Devant une flûte de "méthode traditionnelle" (c'est un Cava), j'opte pour le menu à 38 euros (entrée, entremets, plat et dessert). Menu imposé (pas de possibilité de choix). Ce midi, on débute par deux mises en bouche. Anchois frais de Norvège et mousse aux asperges vertes. Ensuite, un petit morceau de saumon cuit à l'unilatérale et une inédite huile de mandarine. Un accord singulier, mais réussi. En entrée, un oeuf cuit mollet est entouré de trois petits rouleaux de pain perdu farcis de pointes d'asperges vertes. En accompagnement, une très discrète (trop à notre goût), crème au curry rouge. L'ensemble est saisonnier.

RÉSERVATION
Adresse?
Avenue Wolvendael 14, 1180 Bruxelles (Uccle). Tél. 02/372 28 60 Fermé lundi et mardi. www.lelouisXV.be
Sommelier?
Carte minimaliste de huit vins - belges et références bordelaises et bourguignonnes.
Décibels?
Musique jazzy sous les 40 dB.
Addition?
Une flûte de Cava (6 euros), un menu à 38 euros et un forfait vin à 25 euros. Un total de 69 euros.
On y retourne?
Cet été, pour la formule pique-nique. Un panier garni avec une bouteille de vin que l'on emporte pour manger dans le parc (30 euros pour deux).

 

 

Avant le plat, voici une glace au foie gras. Appréciable pour les amateurs d'une parenthèse glacée entre deux services... Le filet de canard arrive. On ne m'a pas demandé la cuisson, mais il est servi assez rosé voire même un peu trop en extérieur. La cuisson nous intrigue. Le chef nous dira plus tard qu'il a été poêlé puis mis sous vide. Cela me laisse perplexe. Des coeurs d'artichauts (sans doute en conserve, vu la note d'acidifiant), polenta grillée aux épinards et petit jus réduit.

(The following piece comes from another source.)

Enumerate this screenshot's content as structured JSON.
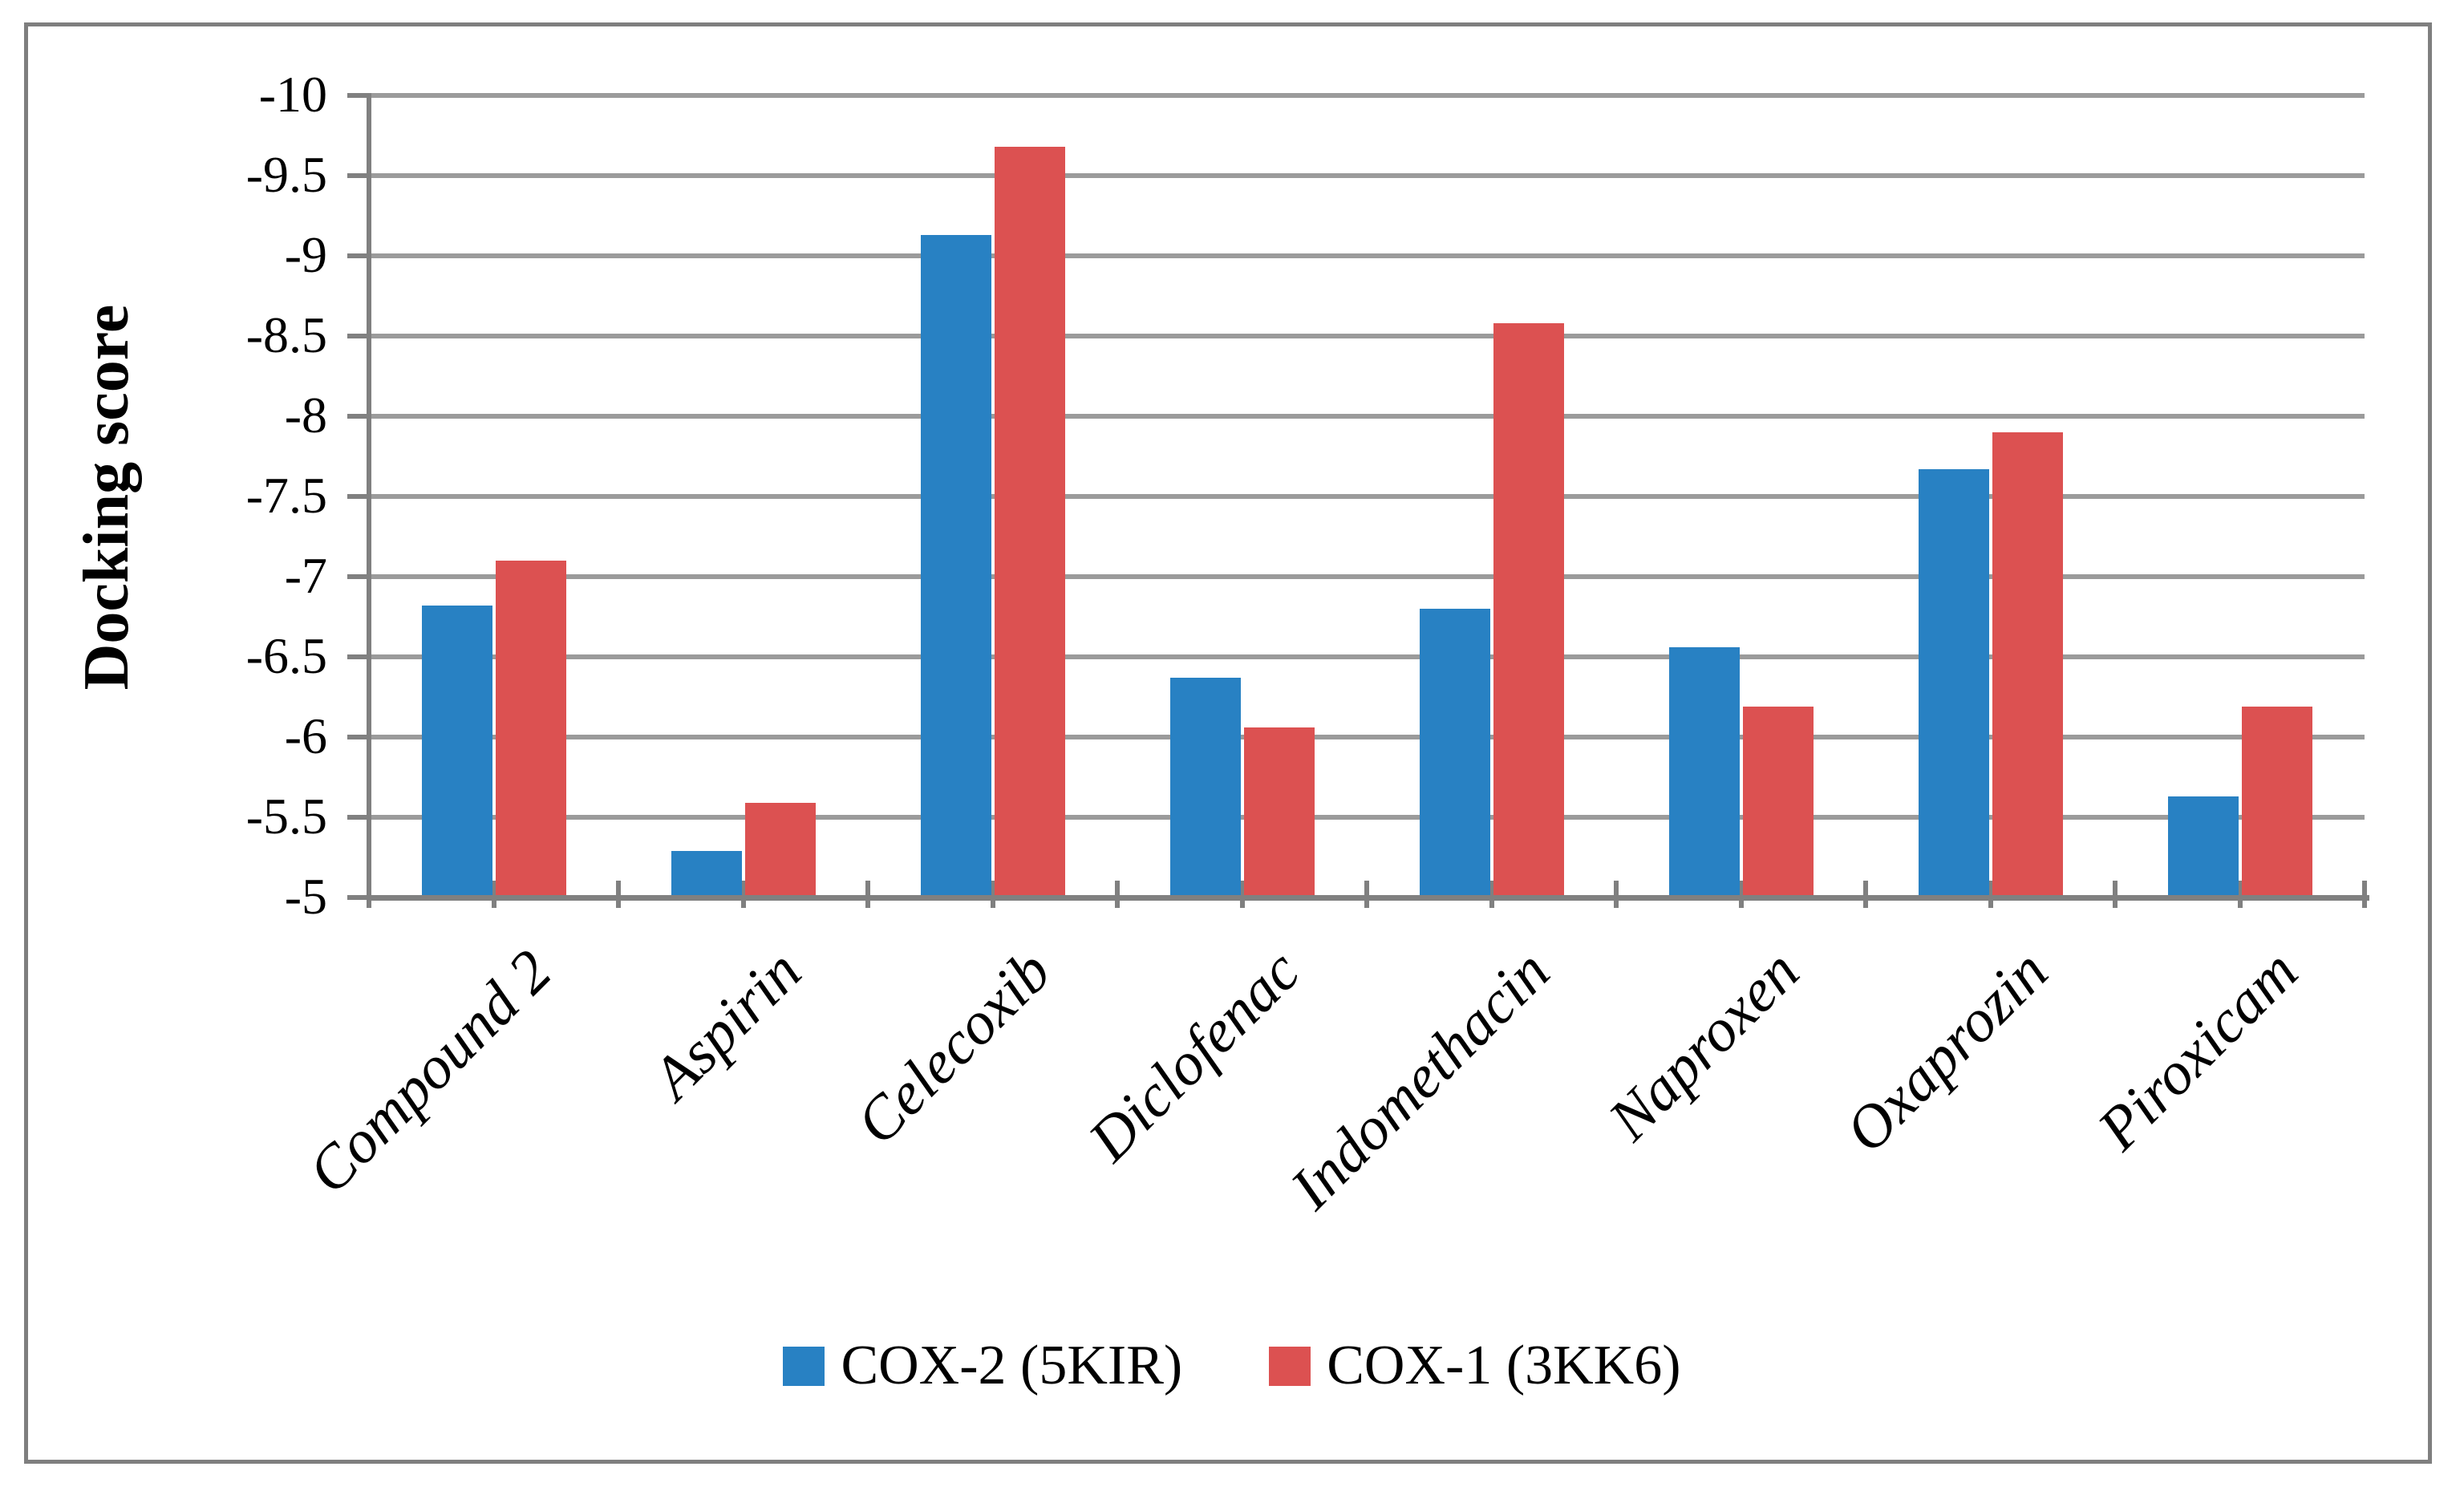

Le plat manque de saveur, de relief.

©Luc Viatour

On terminera par un excellent dessert: une mousse de café, croquants au miel, noisettes et une pointe (subtile) de rhubarbe. Dans les verres, un bon blanc, un Bergerac du Domaine de Conti. En rouge, la suggestion du jour est un assemblage des cépages pinotin et cabertin, du Domaine du Chenoy, en province de Namur, signé Philippe Grafé, "La Taille aux Renards" dans le millésime (assagi) 2010. Comme vous le constaterez, voilà un déjeuner au bilan quelque peu mitigé.